SSH is one of the staples when administrating *nix servers. One thing many people know but don’t use is that Blowfish SSH encryption is much faster than AES encryption. This comes in very handy if you are scp-ing large files or piping something over SSH.The speed difference is significant. It can be around 4-5x faster than using the common AES cypher. Blowfish is probably as secure as AES. I have not found any comments to the contrary.
You can activate the blowfish cypher by using SSH like this:
ssh -c blowfish <user>@<host>
Even better is to include compression. That would then be:
ssh -C -c blowfish <user>@<host>
But this is a lot to type and often gets forgotten. So how to activate it permanently…
In Ubuntu (and probably most Debian distros) edit the file /etc/ssh/ssh_config.
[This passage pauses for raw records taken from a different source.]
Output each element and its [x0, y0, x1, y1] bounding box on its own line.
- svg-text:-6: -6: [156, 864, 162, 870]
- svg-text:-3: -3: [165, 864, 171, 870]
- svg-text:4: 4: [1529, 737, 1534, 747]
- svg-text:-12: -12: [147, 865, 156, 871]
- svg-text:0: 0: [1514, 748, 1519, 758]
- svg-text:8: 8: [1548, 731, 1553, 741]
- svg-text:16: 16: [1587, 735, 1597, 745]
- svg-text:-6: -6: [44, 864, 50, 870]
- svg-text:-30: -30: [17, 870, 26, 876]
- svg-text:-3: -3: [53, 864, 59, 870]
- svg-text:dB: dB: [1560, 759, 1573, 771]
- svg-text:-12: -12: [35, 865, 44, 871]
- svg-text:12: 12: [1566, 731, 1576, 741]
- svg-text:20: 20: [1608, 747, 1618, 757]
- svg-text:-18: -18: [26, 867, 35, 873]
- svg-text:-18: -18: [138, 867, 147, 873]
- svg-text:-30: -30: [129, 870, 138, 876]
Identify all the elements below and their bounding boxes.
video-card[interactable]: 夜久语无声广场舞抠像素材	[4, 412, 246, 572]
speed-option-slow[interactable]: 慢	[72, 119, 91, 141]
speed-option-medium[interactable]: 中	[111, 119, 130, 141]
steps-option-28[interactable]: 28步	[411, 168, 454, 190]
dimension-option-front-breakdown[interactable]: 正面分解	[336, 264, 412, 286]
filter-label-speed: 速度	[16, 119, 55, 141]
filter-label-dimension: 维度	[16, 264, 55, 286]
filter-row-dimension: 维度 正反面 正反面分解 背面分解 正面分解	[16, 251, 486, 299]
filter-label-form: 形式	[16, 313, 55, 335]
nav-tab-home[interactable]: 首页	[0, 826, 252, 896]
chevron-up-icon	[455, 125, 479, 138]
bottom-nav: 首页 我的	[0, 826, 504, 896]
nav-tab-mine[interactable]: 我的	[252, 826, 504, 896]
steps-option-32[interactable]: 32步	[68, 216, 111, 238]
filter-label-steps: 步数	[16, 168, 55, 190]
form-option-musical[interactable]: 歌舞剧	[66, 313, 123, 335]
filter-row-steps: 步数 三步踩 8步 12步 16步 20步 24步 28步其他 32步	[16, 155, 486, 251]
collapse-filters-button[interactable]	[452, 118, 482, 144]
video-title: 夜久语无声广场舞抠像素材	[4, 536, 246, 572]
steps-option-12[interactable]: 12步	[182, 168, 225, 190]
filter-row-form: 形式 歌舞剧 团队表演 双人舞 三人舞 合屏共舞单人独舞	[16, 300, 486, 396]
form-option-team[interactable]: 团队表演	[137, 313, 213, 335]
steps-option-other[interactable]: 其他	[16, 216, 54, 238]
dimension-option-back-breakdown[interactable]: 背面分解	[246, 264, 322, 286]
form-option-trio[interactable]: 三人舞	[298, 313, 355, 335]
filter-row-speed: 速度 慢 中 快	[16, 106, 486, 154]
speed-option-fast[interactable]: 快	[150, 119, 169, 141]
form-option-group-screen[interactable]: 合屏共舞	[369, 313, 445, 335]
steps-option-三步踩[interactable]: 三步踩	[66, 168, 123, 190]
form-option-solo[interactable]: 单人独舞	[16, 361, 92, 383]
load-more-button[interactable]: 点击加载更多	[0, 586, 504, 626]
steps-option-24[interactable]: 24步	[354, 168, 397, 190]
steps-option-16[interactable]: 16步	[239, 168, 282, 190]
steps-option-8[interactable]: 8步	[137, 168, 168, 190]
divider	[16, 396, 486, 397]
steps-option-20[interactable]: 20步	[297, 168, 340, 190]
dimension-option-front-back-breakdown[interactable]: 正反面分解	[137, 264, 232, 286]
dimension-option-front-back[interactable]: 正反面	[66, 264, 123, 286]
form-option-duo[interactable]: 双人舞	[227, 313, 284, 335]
Change the lines
# Cipher 3des # Ciphers aes128-cbc,3des-cbc,blowfish-cbc,cast128-cbc,arcfour,aes192-cbc,aes256-cbc
to
Compression yes Cipher blowfish Ciphers blowfish-cbc,aes128-cbc,3des-cbc,cast128-cbc,arcfour,aes192-cbc,aes256-cbc
If you want to see what is going on with SSH and what encryption is being used add a -v (verbose) to the SSH command.